А потом вдруг исчезло, и он увидел себя на таежной тропе невесть куда бредущим в старом желтом халате и с палкой в руке. Следом плелся большой рыжий пес со взвалявшейся шерстью. Агван-Доржи тогда обернулся к нему, подождал, пока тот не приблизился и не ткнулся в колени темной, длинной мордой, спросил тихим, гортанным, не сразу им самим узнанным голосом:
— Ты откуда? Почему потянулся за мной? Не ты ли однажды спас меня?..

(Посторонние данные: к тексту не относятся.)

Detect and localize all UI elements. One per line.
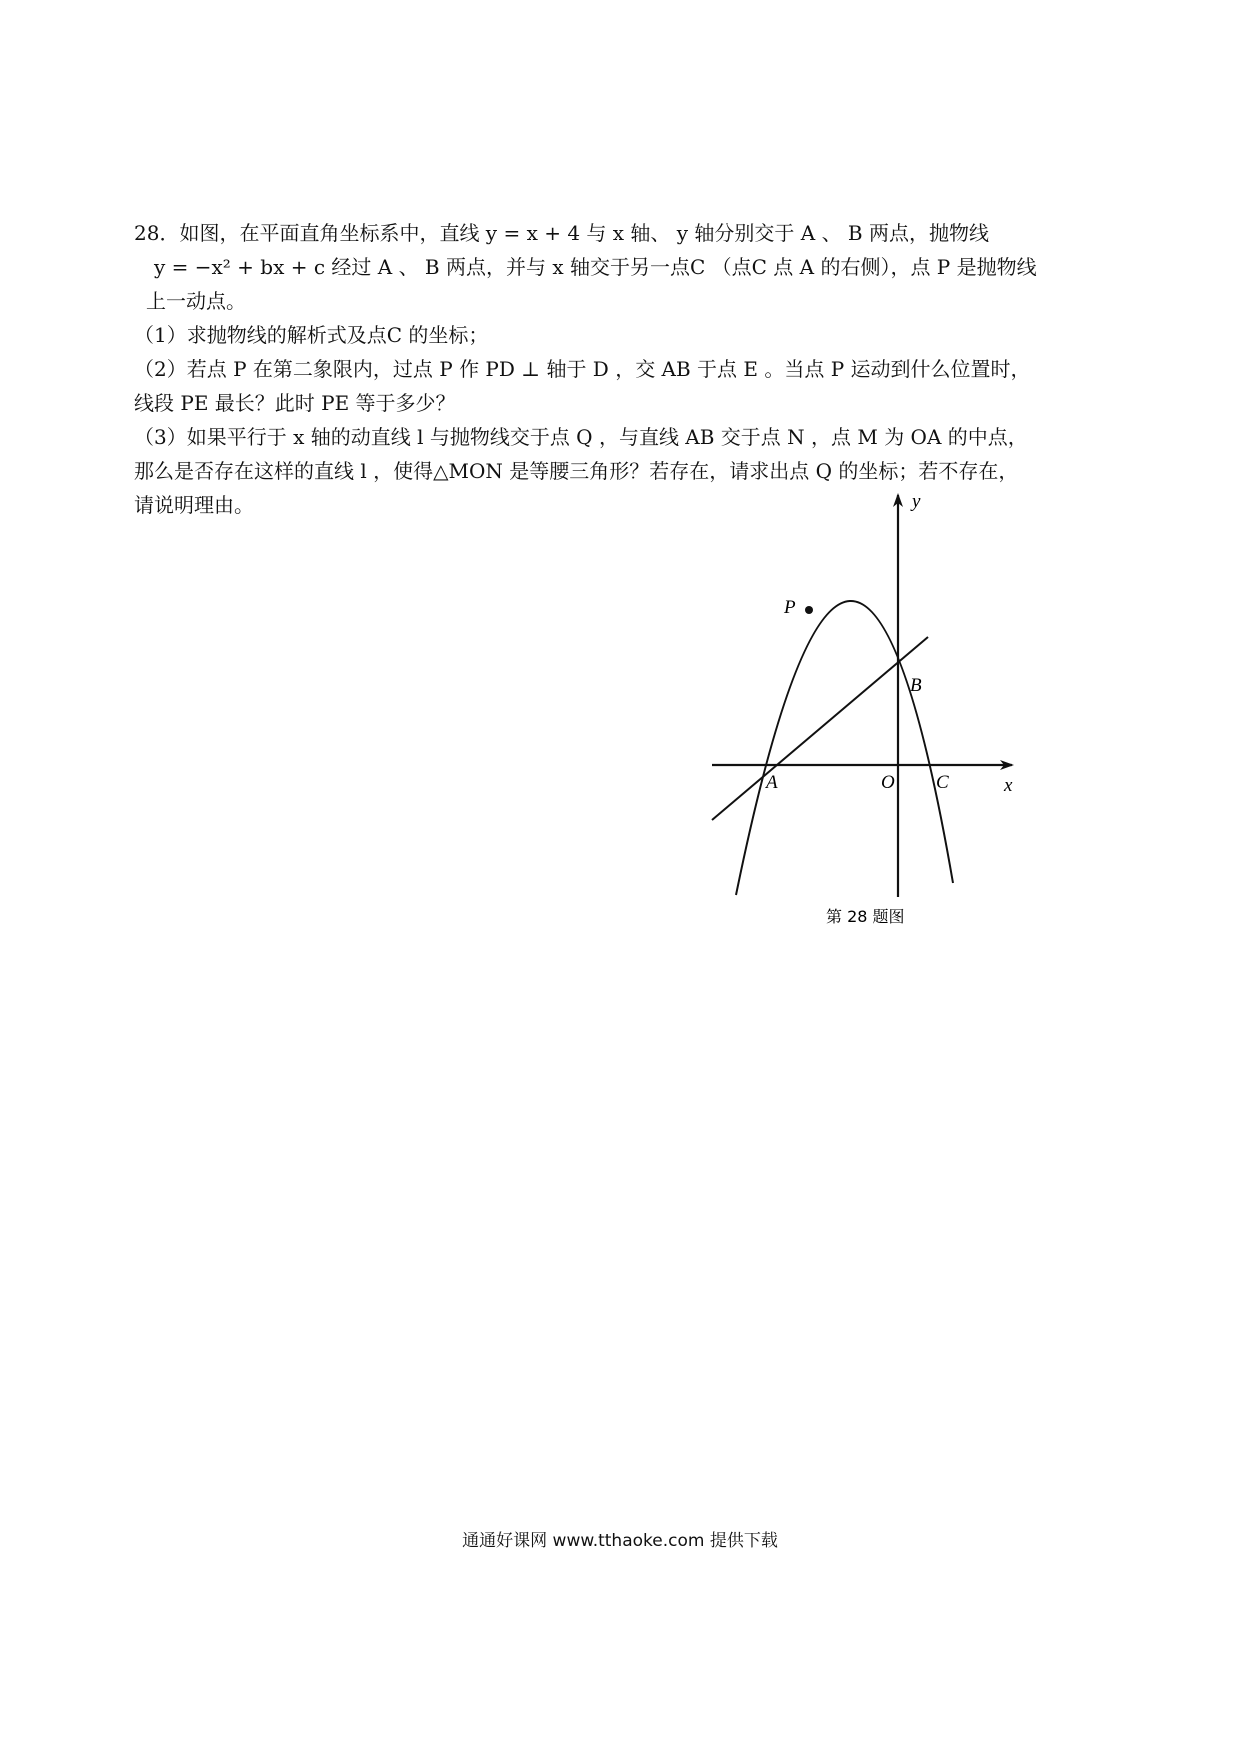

В голосе не отметилось удивления, и он обратил на это внимание, и чувство, сходное с удовлетворением, шевельнулось в нем: значит, он еще не все утратил от прежнего земного устояния, это только так показалось в какой-то момент… Пес меж тем лизнул его в лицо и залаял, как бы желая поведать что-то… Агван-Доржи потрепал его по шее жесткой желтой ладонью и снова ступил на тропу. Больше он ни о чем не спрашивал. Он и у себя ни о чем не спрашивал и шел по тропе, не ведая, куда и зачем?.. Лишь однажды сказал, отвечая на возбудившуюся в нем мысль:
— Значит, так надо моему подсознанию.
Впрочем, подобно другим буддистским монахам, он не очень-то доверял подсознанию, полагая его замутненным чувствами, иное дело — чистое сознание, но не так-то просто обрести сиятельное, сокрытое за ближним небом. Но он обретет его, он уверен, и никому не растоптать в нем этой уверенности.
Да, он не спрашивал ни у себя, ни у высокого Неба, отчего ступил на тропу странствий, полагая, что это проистекает от воли Всеблагого и Всевидящего Будды, определившему ему такое предназначение.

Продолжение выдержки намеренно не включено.